In denying the defense motion for a mistrial based on "other crimes" evidence, Judge Doory referred to the fact that the testimony about Geezy, the getaway driver on other occasions, was obviously prominently before the jury without objection and that a mistrial was not going to be granted on the basis of avoidable confusion about the transcripts of the police interview.
"THE COURT: Now, unfortunately, it's a door that you opened. Now the Detective may have been confused about which part of the transcript, which part of the interview you were talking about but you have to control your witness when you ask those questions. Once you asked the questions and the detective said to you no, he didn't' say he was the driver that night, he said he was the driver in their series of robberies, well, the specifics of that may be followed up by anyone. But you have brought that, by your questioning, directly in to the case.
"I can't give you the benefit of a mistrial for an area that you have gone into and it is obviously an area that is blossoming with each series of questions. But I can only decide based upon objections that are made as to whether or not the parties can go into it further. But those areas that you have specifically cross-examined the Detective about, and [the prosecutor] has specifically examined him about, will be area that are included in the tape that is going to be admitted into evidence because they've already been
stated. Were they not stated, I would have granted your motion to redact them. But I can't redact them now, once they have become part of the argument back and forth.(Emphasis supplied).
***
"But now we've gone back and forth in a situation where people are using their own transcripts because they haven't shared transcripts. I don't know whether that's because people have no confidence in the other side's ability to transcribe but there, for the purpose of appellate record, the transcripts will be there, they will not be there for the purpose of the jury's examination. That's not going to happen. The jury is going to get the disk and they're going to be able to listen to it and they'll be able to hear what they hear and when you argue to the jury you can say ladies and gentlemen, listen to the disk and see if you don't hear Mr. Garris say X. That's the way trials happen.
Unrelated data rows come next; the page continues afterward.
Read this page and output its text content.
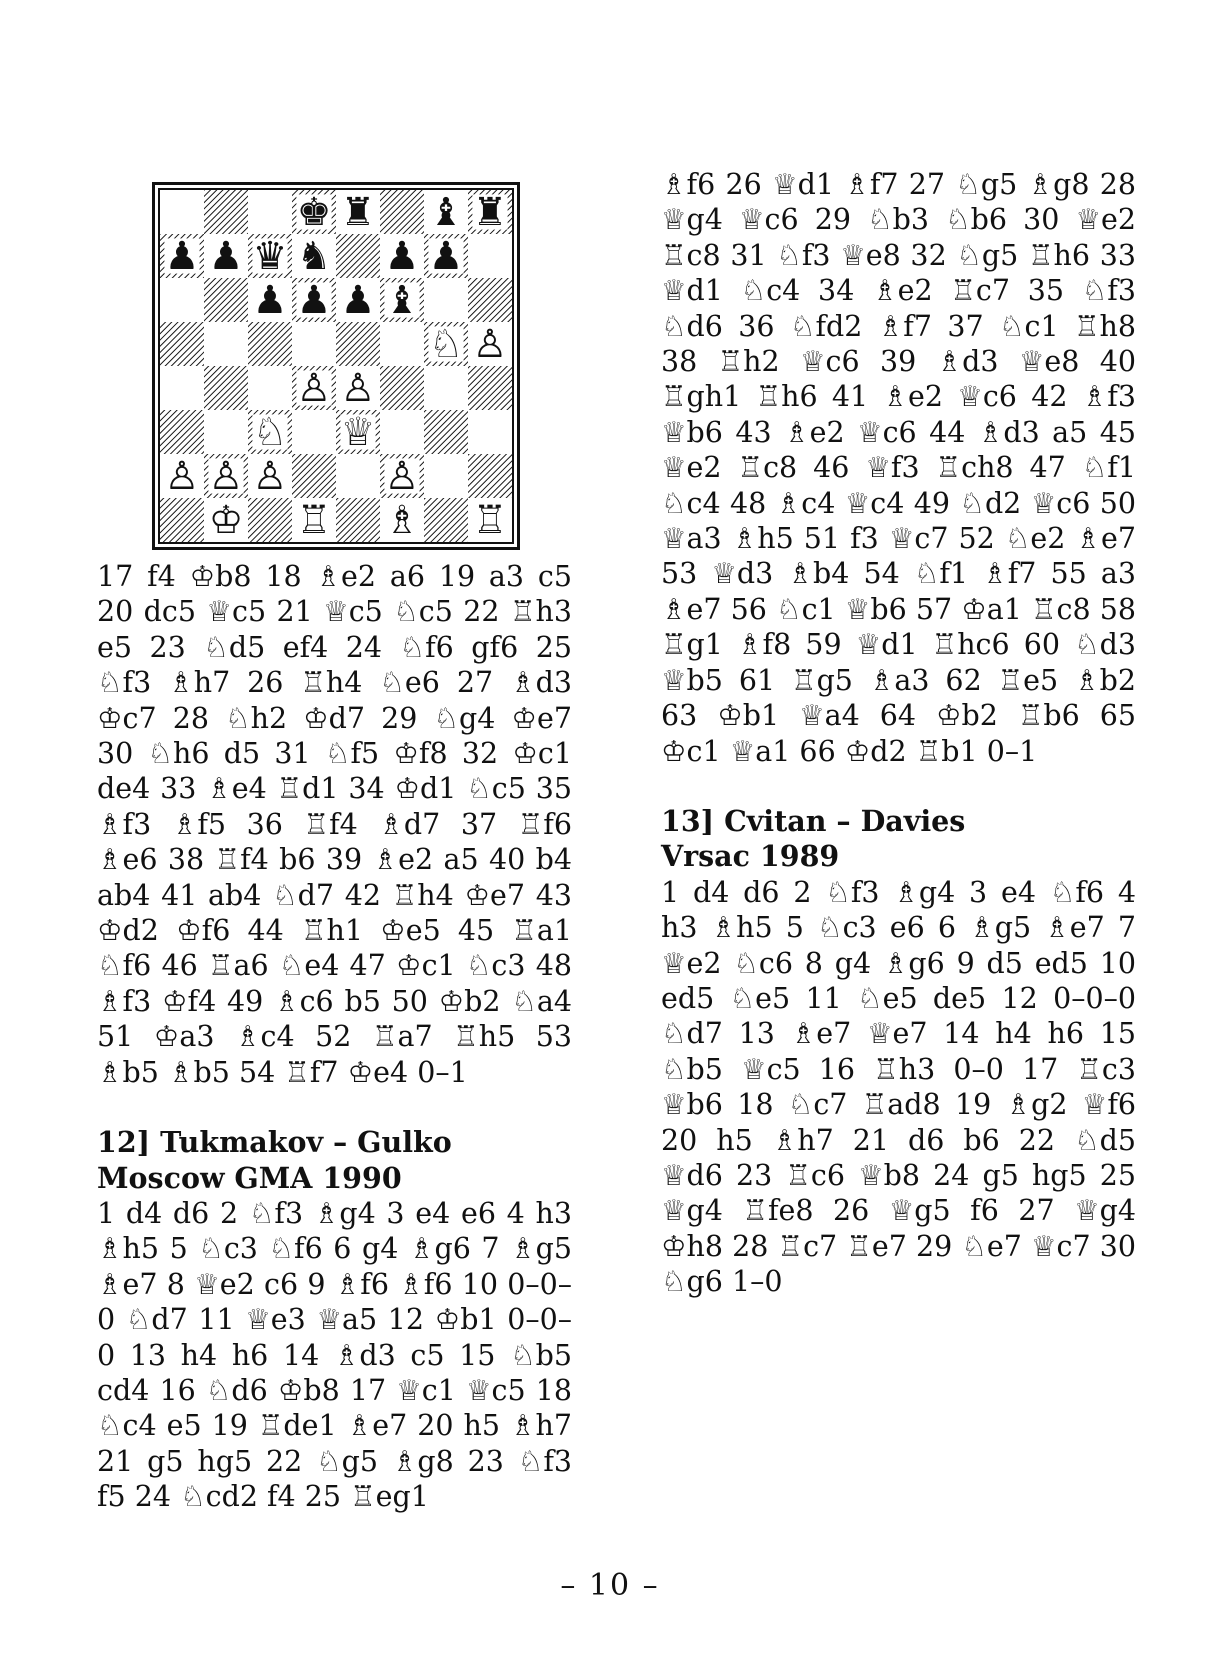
♚ ♜ ♝ ♜
♟ ♟ ♛ ♞ ♟ ♟
♟ ♟ ♟ ♝
♘ ♙
♙ ♙
♘ ♕
♙ ♙ ♙ ♙
♔ ♖ ♗ ♖

17 f4 ♔b8 18 ♗e2 a6 19 a3 c5 20 dc5 ♕c5 21 ♕c5 ♘c5 22 ♖h3 e5 23 ♘d5 ef4 24 ♘f6 gf6 25 ♘f3 ♗h7 26 ♖h4 ♘e6 27 ♗d3 ♔c7 28 ♘h2 ♔d7 29 ♘g4 ♔e7 30 ♘h6 d5 31 ♘f5 ♔f8 32 ♔c1 de4 33 ♗e4 ♖d1 34 ♔d1 ♘c5 35 ♗f3 ♗f5 36 ♖f4 ♗d7 37 ♖f6 ♗e6 38 ♖f4 b6 39 ♗e2 a5 40 b4 ab4 41 ab4 ♘d7 42 ♖h4 ♔e7 43 ♔d2 ♔f6 44 ♖h1 ♔e5 45 ♖a1 ♘f6 46 ♖a6 ♘e4 47 ♔c1 ♘c3 48 ♗f3 ♔f4 49 ♗c6 b5 50 ♔b2 ♘a4 51 ♔a3 ♗c4 52 ♖a7 ♖h5 53 ♗b5 ♗b5 54 ♖f7 ♔e4 0–1

12] Tukmakov – Gulko
Moscow GMA 1990

1 d4 d6 2 ♘f3 ♗g4 3 e4 e6 4 h3 ♗h5 5 ♘c3 ♘f6 6 g4 ♗g6 7 ♗g5 ♗e7 8 ♕e2 c6 9 ♗f6 ♗f6 10 0–0–0 ♘d7 11 ♕e3 ♕a5 12 ♔b1 0–0–0 13 h4 h6 14 ♗d3 c5 15 ♘b5 cd4 16 ♘d6 ♔b8 17 ♕c1 ♕c5 18 ♘c4 e5 19 ♖de1 ♗e7 20 h5 ♗h7 21 g5 hg5 22 ♘g5 ♗g8 23 ♘f3 f5 24 ♘cd2 f4 25 ♖eg1

♗f6 26 ♕d1 ♗f7 27 ♘g5 ♗g8 28 ♕g4 ♕c6 29 ♘b3 ♘b6 30 ♕e2 ♖c8 31 ♘f3 ♕e8 32 ♘g5 ♖h6 33 ♕d1 ♘c4 34 ♗e2 ♖c7 35 ♘f3 ♘d6 36 ♘fd2 ♗f7 37 ♘c1 ♖h8 38 ♖h2 ♕c6 39 ♗d3 ♕e8 40 ♖gh1 ♖h6 41 ♗e2 ♕c6 42 ♗f3 ♕b6 43 ♗e2 ♕c6 44 ♗d3 a5 45 ♕e2 ♖c8 46 ♕f3 ♖ch8 47 ♘f1 ♘c4 48 ♗c4 ♕c4 49 ♘d2 ♕c6 50 ♕a3 ♗h5 51 f3 ♕c7 52 ♘e2 ♗e7 53 ♕d3 ♗b4 54 ♘f1 ♗f7 55 a3 ♗e7 56 ♘c1 ♕b6 57 ♔a1 ♖c8 58 ♖g1 ♗f8 59 ♕d1 ♖hc6 60 ♘d3 ♕b5 61 ♖g5 ♗a3 62 ♖e5 ♗b2 63 ♔b1 ♕a4 64 ♔b2 ♖b6 65 ♔c1 ♕a1 66 ♔d2 ♖b1 0–1

13] Cvitan – Davies
Vrsac 1989

1 d4 d6 2 ♘f3 ♗g4 3 e4 ♘f6 4 h3 ♗h5 5 ♘c3 e6 6 ♗g5 ♗e7 7 ♕e2 ♘c6 8 g4 ♗g6 9 d5 ed5 10 ed5 ♘e5 11 ♘e5 de5 12 0–0–0 ♘d7 13 ♗e7 ♕e7 14 h4 h6 15 ♘b5 ♕c5 16 ♖h3 0–0 17 ♖c3 ♕b6 18 ♘c7 ♖ad8 19 ♗g2 ♕f6 20 h5 ♗h7 21 d6 b6 22 ♘d5 ♕d6 23 ♖c6 ♕b8 24 g5 hg5 25 ♕g4 ♖fe8 26 ♕g5 f6 27 ♕g4 ♔h8 28 ♖c7 ♖e7 29 ♘e7 ♕c7 30 ♘g6 1–0

– 10 –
"But whether this should be in this trial, no. [W]e have gone far afield but we have gone far afield one step at a time by each party asking questions that were not objected to and the answers are what you're stuck with. Your motion for mistrial is denied."
We hold that Judge Doory did not abuse his discretion in not granting a mistrial.
An Autopsy Photograph
The appellant's final contention will not detain us long. He claims that Judge Doory abused his discretion in admitting one particular photograph from the post-mortem examination of the murder victim Joseph Ulrich.
We have looked at the photograph and find it to be very run-of-the-mill as autopsy photographs go. It is a full-length photograph of Mr. Ulrich lying on his back and nude. Victims, however, are routinely nude when they are subject to a post-mortem examination.
In terms of relevance, Mr. Ulrich was a murder victim. The photograph in issue showed a bullet wound to the groin and a second bullet wound to the chest. The appellant complains that the photograph was unnecessary because only the appellant's criminal agency was the only contested issue in this case. That may well be true, but the cause of death must nonetheless be proved, as the appellant would be sure to point out had the State failed to do so.
When the appellant objected that this particular photograph was inflammatory, Judge Doory ruled:
"Well this is not inflammatory, it's just embarrassing to someone who might die of embarrassment if he hadn't already died being pictured this way. So your objection is going to be denied as to that one."
We see no abuse of discretion in that ruling.
JUDGMENT AFFIRMED; COSTS TO BE PAID BY APPELLANT.